Consequently, Owen has very low self-esteem and describes at the very beginning of the book just how nervous he feels about attending school every day. "The thing is, when you are fatter and smarter than the national average, practically every day is like the first day at a new school." And to make matters worse, Owen's phys. ed teacher, Mr. Wooly humiliates him in front of his class on a daily basis, making him do exercises that he knows he cannot complete on his own. All while boys are snickering and making comments, resulting in Owen doing all three of the following: 1. Turned red as shrimp cocktail sauce; 2. Lost control of all the muscles in my face; 3. Cried; 4. No, Sobbed; 5. No, bawled like a three-year-old in Wal-Mart. Despite it all, Owen manages to collect himself and move on. Until, his oreo cookes diappear from his lunch, and believes that class mate Mason Ragg is the thief - and will stop at nothing to catch him in the act.
Despite the flaws that people criticize Owen for, he seeks to create a contraption he names "Nemesis" using parts he and his sister Jeremy take from demolition sites. In some way, working on Nemesis gives Owen that outlet to forget about his troubles and believes that its success will somehow make his life better, while trying to figure out how to capture radio waves from the past. And maybe, by making Nemisis successful he will be able to view what was on television years ago, when it seems as though is life made more sense.
Unlike Owen, his sister Jeremy (real name Caitlyn) belongs to a group called GWAB, Girls Who Are Boys, is very bold and brave. Nima, their Buddhist neighbor, provides advice for Owen during his troubling times, stating, "when you stay calm around your enemy, you become stronger; when you do a good thing, good things come back to you."
Ellen Potter slowly reveals the real reason why Owen is building Nemisis. About three quarters of the way into the book is when Jeremy and Owen have a conversation about it's purpose that is fully revealed. Their parents, who used to own a deli, were murdered - and it isn't until Owen tells this story to Nima that I fully understand Nemesis. In a pivotal conversation, Jeremy states, "I was just thinking. Even if you see the person who did it, even if the police can find him and catch him and stick him in jail, it won't change things. Not really. It won't change things for us, I mean. Or for Mom and Dad. It won't make them less dead." (p. 141)
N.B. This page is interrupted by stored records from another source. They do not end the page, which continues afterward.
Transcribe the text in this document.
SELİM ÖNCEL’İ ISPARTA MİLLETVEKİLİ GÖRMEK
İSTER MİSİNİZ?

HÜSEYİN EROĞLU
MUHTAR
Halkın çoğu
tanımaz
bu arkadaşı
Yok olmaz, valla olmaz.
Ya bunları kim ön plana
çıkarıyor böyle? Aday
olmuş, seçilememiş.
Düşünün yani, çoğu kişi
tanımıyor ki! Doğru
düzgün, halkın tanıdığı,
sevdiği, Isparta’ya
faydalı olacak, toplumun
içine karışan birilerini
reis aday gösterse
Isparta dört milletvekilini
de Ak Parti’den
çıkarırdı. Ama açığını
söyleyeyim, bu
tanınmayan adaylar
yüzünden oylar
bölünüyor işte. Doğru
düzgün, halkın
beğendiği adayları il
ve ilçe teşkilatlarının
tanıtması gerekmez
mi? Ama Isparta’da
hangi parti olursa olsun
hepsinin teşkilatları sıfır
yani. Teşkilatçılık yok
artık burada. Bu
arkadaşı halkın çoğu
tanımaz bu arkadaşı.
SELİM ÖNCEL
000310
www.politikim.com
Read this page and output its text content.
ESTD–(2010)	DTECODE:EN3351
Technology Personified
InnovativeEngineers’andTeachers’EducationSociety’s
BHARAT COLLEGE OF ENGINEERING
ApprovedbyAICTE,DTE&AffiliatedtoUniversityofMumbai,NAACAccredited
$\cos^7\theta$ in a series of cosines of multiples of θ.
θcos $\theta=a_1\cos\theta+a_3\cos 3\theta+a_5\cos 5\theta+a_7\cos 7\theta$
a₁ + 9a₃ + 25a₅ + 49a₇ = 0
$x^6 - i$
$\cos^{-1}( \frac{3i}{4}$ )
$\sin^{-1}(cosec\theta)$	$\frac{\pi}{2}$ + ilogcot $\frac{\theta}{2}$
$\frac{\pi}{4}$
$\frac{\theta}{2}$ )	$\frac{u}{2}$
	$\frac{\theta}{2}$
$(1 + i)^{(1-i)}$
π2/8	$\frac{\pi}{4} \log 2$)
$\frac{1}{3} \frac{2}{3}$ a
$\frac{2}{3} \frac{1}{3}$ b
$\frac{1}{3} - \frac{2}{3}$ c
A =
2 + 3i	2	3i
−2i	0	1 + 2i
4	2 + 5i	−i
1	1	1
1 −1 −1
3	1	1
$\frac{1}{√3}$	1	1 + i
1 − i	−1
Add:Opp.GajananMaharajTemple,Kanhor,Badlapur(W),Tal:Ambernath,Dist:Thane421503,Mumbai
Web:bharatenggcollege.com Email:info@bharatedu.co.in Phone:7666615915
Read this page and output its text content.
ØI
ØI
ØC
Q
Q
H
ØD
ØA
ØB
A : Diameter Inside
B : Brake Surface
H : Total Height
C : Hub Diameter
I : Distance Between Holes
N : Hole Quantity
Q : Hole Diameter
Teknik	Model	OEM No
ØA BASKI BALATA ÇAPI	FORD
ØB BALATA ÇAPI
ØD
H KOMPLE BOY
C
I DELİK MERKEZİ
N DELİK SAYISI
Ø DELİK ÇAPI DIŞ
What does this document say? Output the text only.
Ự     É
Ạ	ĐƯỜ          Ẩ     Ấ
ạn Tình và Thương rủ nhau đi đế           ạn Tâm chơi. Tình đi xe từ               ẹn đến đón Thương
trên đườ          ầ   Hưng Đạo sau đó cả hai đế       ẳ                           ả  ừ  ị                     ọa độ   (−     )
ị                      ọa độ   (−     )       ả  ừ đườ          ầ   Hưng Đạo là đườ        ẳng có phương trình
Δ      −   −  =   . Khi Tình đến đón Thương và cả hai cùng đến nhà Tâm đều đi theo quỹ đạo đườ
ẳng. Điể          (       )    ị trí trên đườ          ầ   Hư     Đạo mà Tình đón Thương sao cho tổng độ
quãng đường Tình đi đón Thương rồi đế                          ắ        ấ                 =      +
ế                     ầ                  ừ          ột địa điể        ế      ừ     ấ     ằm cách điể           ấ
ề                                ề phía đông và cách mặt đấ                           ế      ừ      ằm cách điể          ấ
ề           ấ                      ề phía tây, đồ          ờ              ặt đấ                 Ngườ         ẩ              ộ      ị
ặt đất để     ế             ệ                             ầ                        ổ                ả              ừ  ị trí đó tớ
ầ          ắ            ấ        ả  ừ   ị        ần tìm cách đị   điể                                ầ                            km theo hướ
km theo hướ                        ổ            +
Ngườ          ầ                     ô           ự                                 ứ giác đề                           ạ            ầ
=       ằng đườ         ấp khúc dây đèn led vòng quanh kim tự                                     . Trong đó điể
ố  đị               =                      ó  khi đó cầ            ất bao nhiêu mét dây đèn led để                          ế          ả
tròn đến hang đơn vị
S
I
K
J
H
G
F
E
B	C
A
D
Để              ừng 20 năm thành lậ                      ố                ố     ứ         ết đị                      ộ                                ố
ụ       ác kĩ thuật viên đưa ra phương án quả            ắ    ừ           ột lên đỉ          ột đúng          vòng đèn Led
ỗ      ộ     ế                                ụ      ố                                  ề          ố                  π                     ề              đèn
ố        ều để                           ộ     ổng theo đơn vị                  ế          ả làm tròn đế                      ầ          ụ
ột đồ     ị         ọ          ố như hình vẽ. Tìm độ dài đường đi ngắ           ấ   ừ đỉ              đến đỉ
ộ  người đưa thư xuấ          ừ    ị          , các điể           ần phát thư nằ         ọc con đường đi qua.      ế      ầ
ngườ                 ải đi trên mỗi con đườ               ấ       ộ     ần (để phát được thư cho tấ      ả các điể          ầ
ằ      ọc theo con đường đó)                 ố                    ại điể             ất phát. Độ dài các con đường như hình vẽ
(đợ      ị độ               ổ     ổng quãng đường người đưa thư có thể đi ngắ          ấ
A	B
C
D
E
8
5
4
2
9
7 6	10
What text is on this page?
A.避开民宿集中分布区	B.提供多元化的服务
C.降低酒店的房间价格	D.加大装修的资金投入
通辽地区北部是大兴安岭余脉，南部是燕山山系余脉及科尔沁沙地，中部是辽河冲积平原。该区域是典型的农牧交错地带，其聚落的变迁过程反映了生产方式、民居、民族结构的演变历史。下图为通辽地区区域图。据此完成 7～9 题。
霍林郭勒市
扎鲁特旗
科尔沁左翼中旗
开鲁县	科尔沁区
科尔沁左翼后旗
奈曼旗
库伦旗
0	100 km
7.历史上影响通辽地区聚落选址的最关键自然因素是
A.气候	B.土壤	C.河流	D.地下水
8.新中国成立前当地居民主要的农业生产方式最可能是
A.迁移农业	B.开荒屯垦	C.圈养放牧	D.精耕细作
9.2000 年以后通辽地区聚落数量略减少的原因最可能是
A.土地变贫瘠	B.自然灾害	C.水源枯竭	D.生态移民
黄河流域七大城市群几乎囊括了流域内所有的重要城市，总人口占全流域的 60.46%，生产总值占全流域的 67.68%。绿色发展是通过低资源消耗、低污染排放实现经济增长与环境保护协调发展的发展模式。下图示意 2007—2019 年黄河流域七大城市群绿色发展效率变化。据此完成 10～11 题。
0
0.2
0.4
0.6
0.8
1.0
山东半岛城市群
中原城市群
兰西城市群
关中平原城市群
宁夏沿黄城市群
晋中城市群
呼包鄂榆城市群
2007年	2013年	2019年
It is through this that Owen ultimately realizes that he can't bring his parents back, no matter how hard he tries. "SLOB," which is written on a small piece of paper, is finally revealed at the end of the story - deli shorthand for salami on an onion bagel - the last thing his mother wrote from the order of a customer, the customer who killed her. (p. 197) Owen rips the paper apart and throws the pieces into the Hudson River. He leaves the story with thoughts of a prayer, "That the man who murdered my parents has someone in his life who thinks he's a better person that he actually is. Ok. That is really the best I can do." (p. 199)
Owen is a character that many readers will be able to empathize with; and the more we learn about him, the more sense we are able to make of his situation and understand where he is coming from. I truly admire him for his strength as a young boy to put up with the tragic loss of his parents, while also trying to deal with the constant pressures of fitting into the middle school environment. Although we find that Owen had to deal with the loss of his parents, it is clear that he gained a certain confidence through his experiences and the people in his life, his sister, Zelda, who we find adopted Owen and Jeremy after their parents passed, and Nima. Owen even discovers Mason Bragg has endured his fare share of humility in his life, and they discover that they have more in common than what meets the eye. Owen finds closure, and even ends up losing the weight he gained in the past two years, making his old clothes to be even too big for him.
Ellen Potter's exemplary writing style in Slob takles more than the disappearing Oreo mystery at the novel's beginning. Readers find themselves focusing in on more in-depth issues of dealing with loss, love, and the confidence to move on. And while there is its fair share of seriousness, she has the ability to weave in moments of humor, sarcasm, and sadness - a balance that makes the characters as well as the plot highly believable and relatable. At the books end, readers will feel satisfied as well as hopeful for Owen, as he assumes a certain confidence in himself assuring that he will be okay.